Diagnostic testing for α-globin gene disorders in a heterogeneous North American population.

机构信息

Hamilton Regional Laboratory Medicine Program, Hamilton Health Sciences, Hamilton, ON, Canada.

出版信息

Int J Lab Hematol. 2013 Jun;35(3):306-13. doi: 10.1111/ijlh.12066.

Abstract

Adult hemoglobin is a heterotetramer composed of two α-globin chains and two β-globin chains (α2 β2 ), each of which contains a heme molecule capable of binding oxygen and facilitating oxygen transport.

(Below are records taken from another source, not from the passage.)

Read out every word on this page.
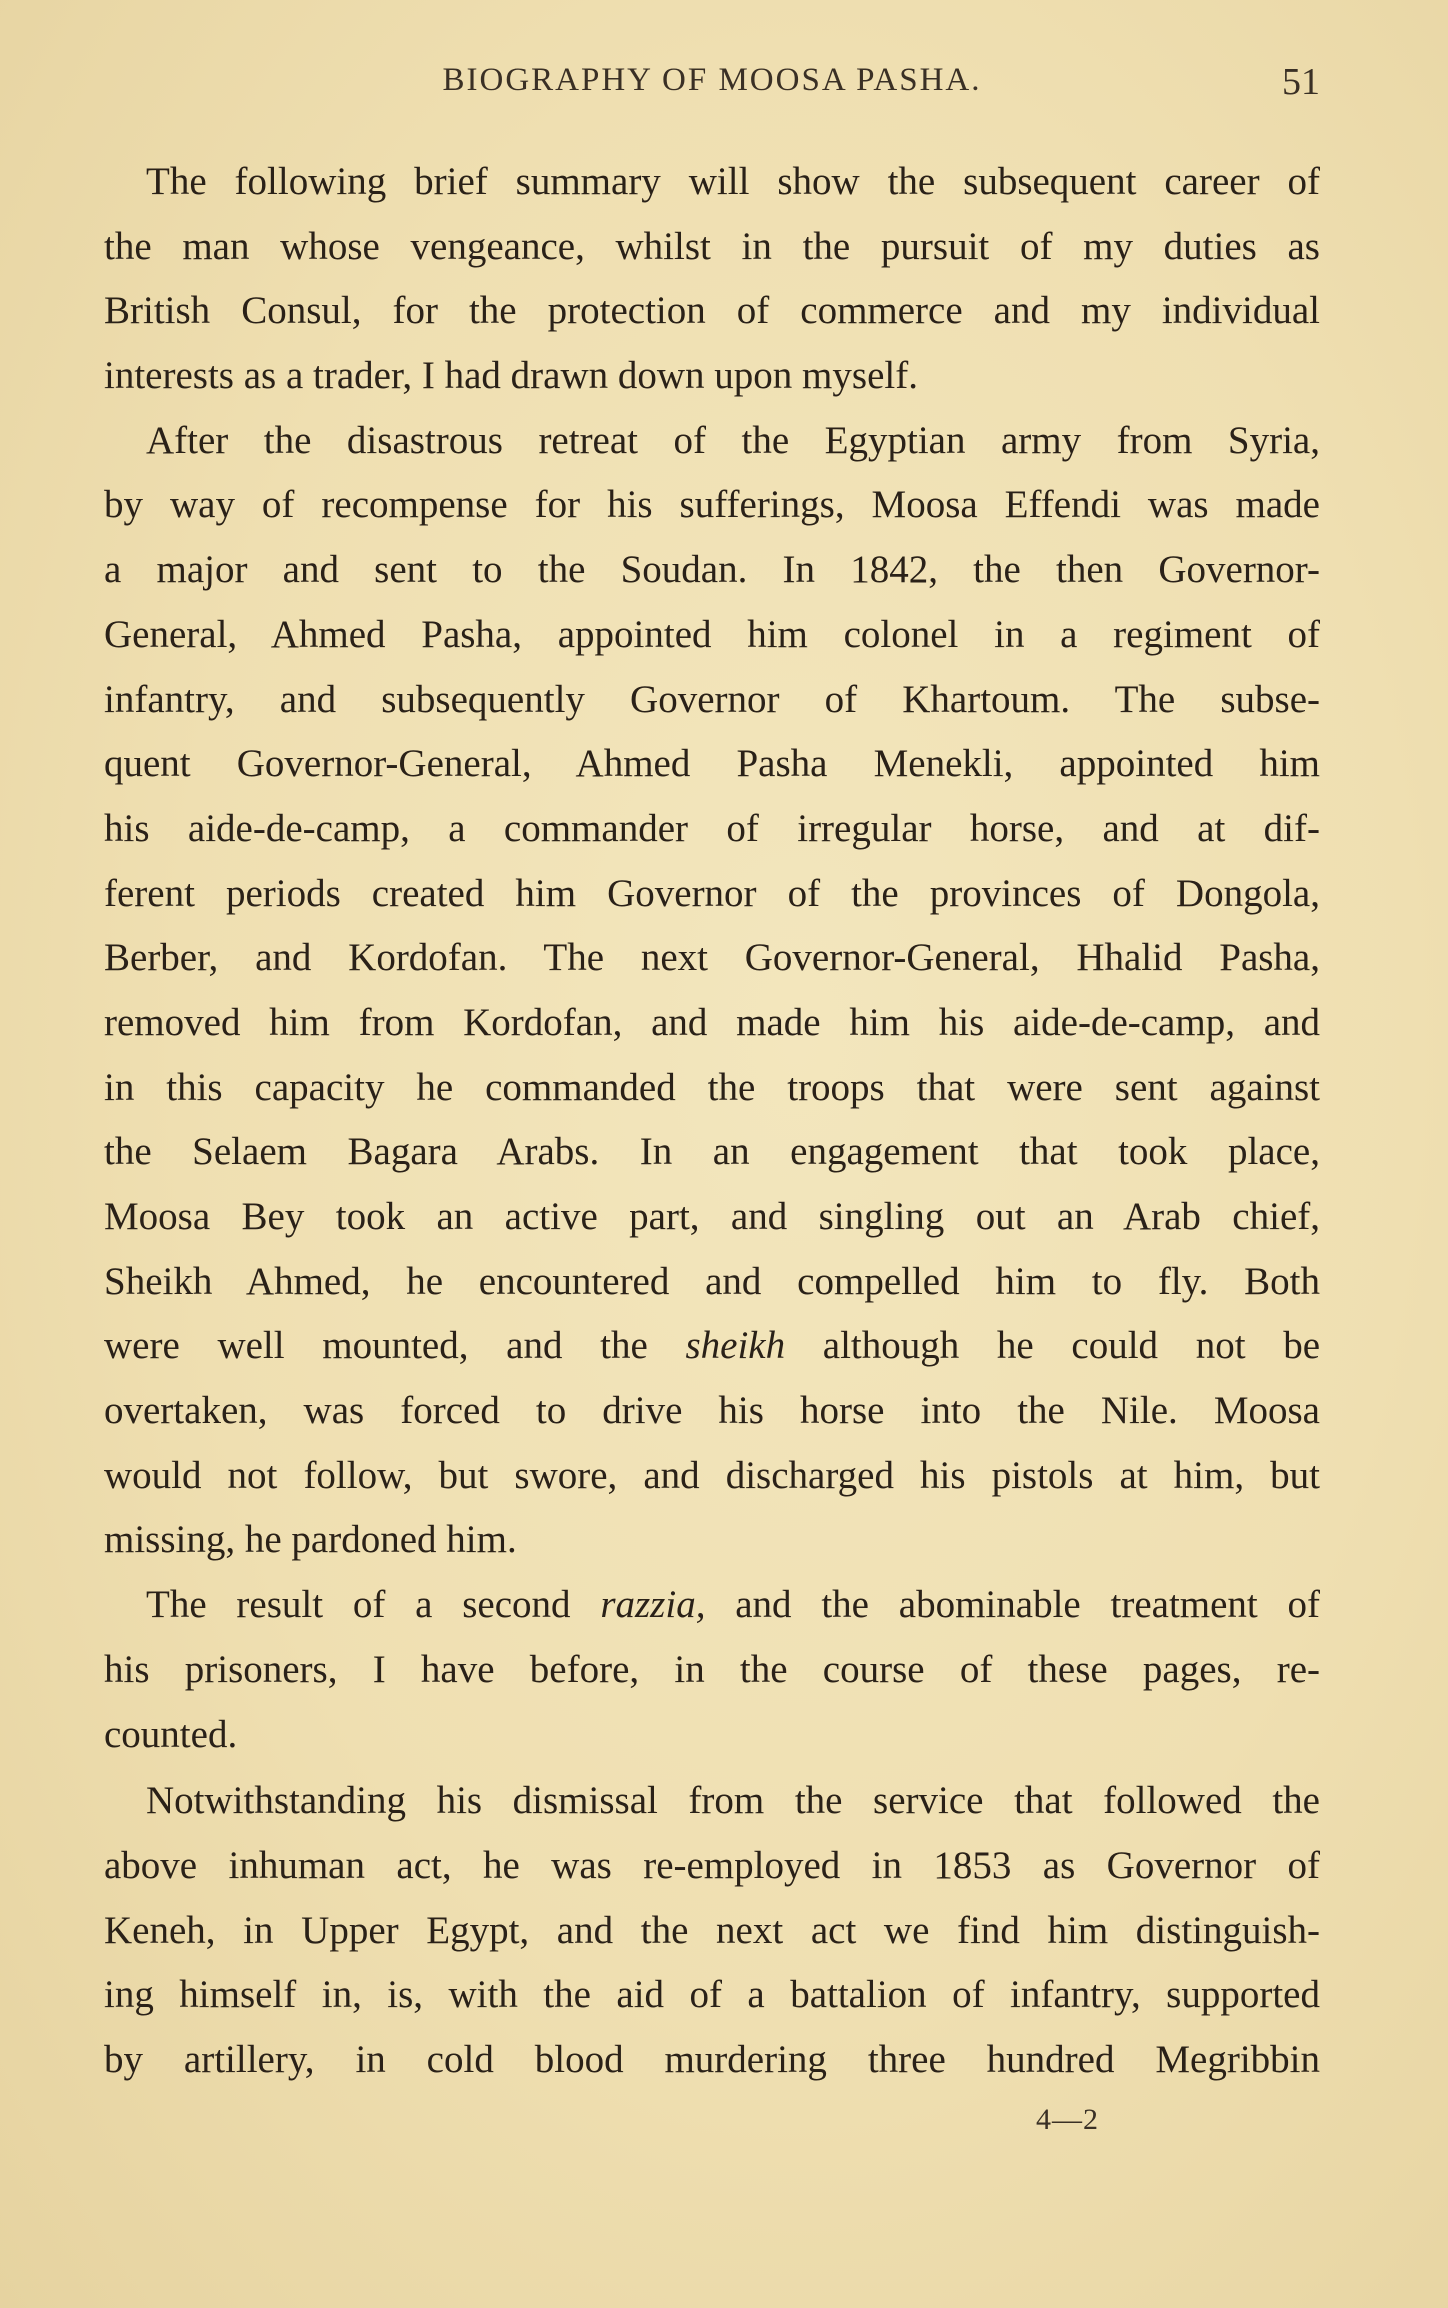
BIOGRAPHY OF MOOSA PASHA.	51
The following brief summary will show the subsequent career of
the man whose vengeance, whilst in the pursuit of my duties as
British Consul, for the protection of commerce and my individual
interests as a trader, I had drawn down upon myself.
After the disastrous retreat of the Egyptian army from Syria,
by way of recompense for his sufferings, Moosa Effendi was made
a major and sent to the Soudan. In 1842, the then Governor-
General, Ahmed Pasha, appointed him colonel in a regiment of
infantry, and subsequently Governor of Khartoum. The subse-
quent Governor-General, Ahmed Pasha Menekli, appointed him
his aide-de-camp, a commander of irregular horse, and at dif-
ferent periods created him Governor of the provinces of Dongola,
Berber, and Kordofan. The next Governor-General, Hhalid Pasha,
removed him from Kordofan, and made him his aide-de-camp, and
in this capacity he commanded the troops that were sent against
the Selaem Bagara Arabs. In an engagement that took place,
Moosa Bey took an active part, and singling out an Arab chief,
Sheikh Ahmed, he encountered and compelled him to fly. Both
were well mounted, and the sheikh although he could not be
overtaken, was forced to drive his horse into the Nile. Moosa
would not follow, but swore, and discharged his pistols at him, but
missing, he pardoned him.
The result of a second razzia, and the abominable treatment of
his prisoners, I have before, in the course of these pages, re-
counted.
Notwithstanding his dismissal from the service that followed the
above inhuman act, he was re-employed in 1853 as Governor of
Keneh, in Upper Egypt, and the next act we find him distinguish-
ing himself in, is, with the aid of a battalion of infantry, supported
by artillery, in cold blood murdering three hundred Megribbin
4—2
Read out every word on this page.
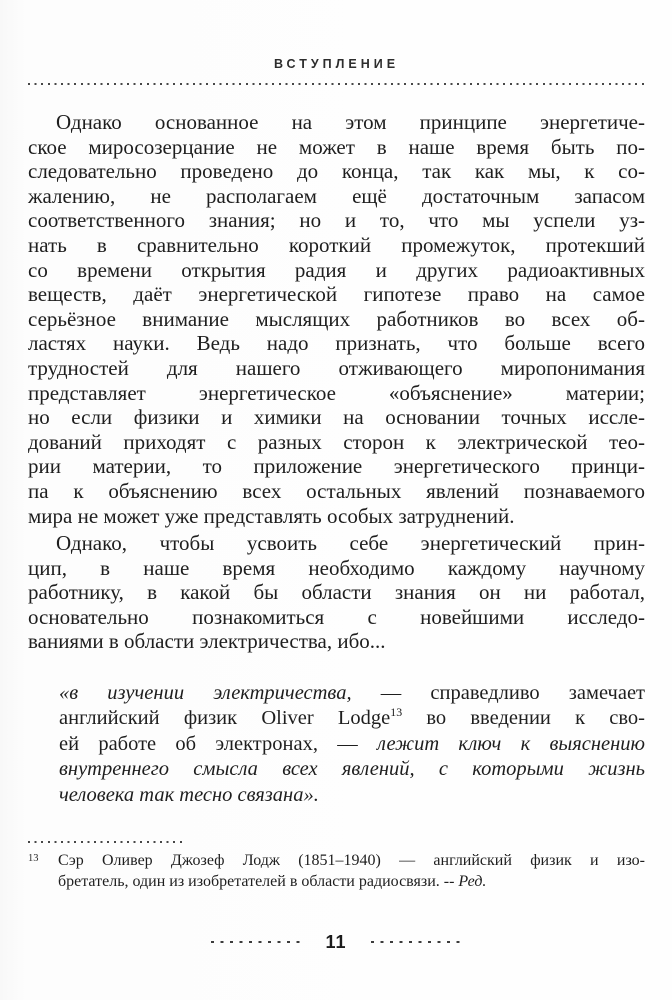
ВСТУПЛЕНИЕ
Однако основанное на этом принципе энергетиче-
ское миросозерцание не может в наше время быть по-
следовательно проведено до конца, так как мы, к со-
жалению, не располагаем ещё достаточным запасом
соответственного знания; но и то, что мы успели уз-
нать в сравнительно короткий промежуток, протекший
со времени открытия радия и других радиоактивных
веществ, даёт энергетической гипотезе право на самое
серьёзное внимание мыслящих работников во всех об-
ластях науки. Ведь надо признать, что больше всего
трудностей для нашего отживающего миропонимания
представляет энергетическое «объяснение» материи;
но если физики и химики на основании точных иссле-
дований приходят с разных сторон к электрической тео-
рии материи, то приложение энергетического принци-
па к объяснению всех остальных явлений познаваемого
мира не может уже представлять особых затруднений.
Однако, чтобы усвоить себе энергетический прин-
цип, в наше время необходимо каждому научному
работнику, в какой бы области знания он ни работал,
основательно познакомиться с новейшими исследо-
ваниями в области электричества, ибо...
«в изучении электричества, — справедливо замечает
английский физик Oliver Lodge$^{13}$ во введении к сво-
ей работе об электронах, — лежит ключ к выяснению
внутреннего смысла всех явлений, с которыми жизнь
человека так тесно связана».
13	Сэр Оливер Джозеф Лодж (1851–1940) — английский физик и изо-
бретатель, один из изобретателей в области радиосвязи. -- Ред.
11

The α-globin chains are expressed from duplicated genes within a tandem gene cluster located on chromosome region 16p13.3. High-level expression of the α-globin genes commences early in fetal development and continues throughout life. The α-thalassemia syndromes are among the most single-gene disorders, resulting from decreased synthesis of α-globin chains or synthesis of functionally abnormal α-globin chains. These disorders are most common in South East Asia, but also occur in many other populations. The most common cause of α-thalassemia is gene deletions, of which more than seventy have been reported. In addition, a small but significant proportion of cases involve point mutations of the α-globin genes. Ideally, the diagnostic strategy should include allele-specific assays for commonly occurring deletions, as well as methods for detection of rare or novel deletions and point mutations. Here we provide an overview of the diagnostic methods available and our experience using these assays in a reference laboratory serving a heterogeneous at-risk population.

摘要

成人血红蛋白是由两条α-珠蛋白链和两条β-珠蛋白链(α2β2)组成的四聚体,每条珠蛋白链都含有一个能够结合氧并促进氧运输的血红素分子。α-珠蛋白链由位于 16p13.3 染色体区域内串联基因簇中的重复基因表达。α-珠蛋白基因的高水平表达始于胎儿发育早期,并持续一生。α-地中海贫血综合征是最常见的单基因疾病之一,由α-珠蛋白链合成减少或功能异常的α-珠蛋白链合成引起。这些疾病在东南亚最为常见,但也存在于许多其他人群中。α-地中海贫血最常见的原因是基因缺失,已有七十多种报道。此外,一小部分病例还涉及α-珠蛋白基因的点突变。理想情况下,诊断策略应包括针对常见缺失的等位基因特异性检测,以及检测罕见或新的缺失和点突变的方法。在这里,我们概述了可用的诊断方法,并介绍了我们在为一个具有异质性风险人群服务的参考实验室中使用这些检测的经验。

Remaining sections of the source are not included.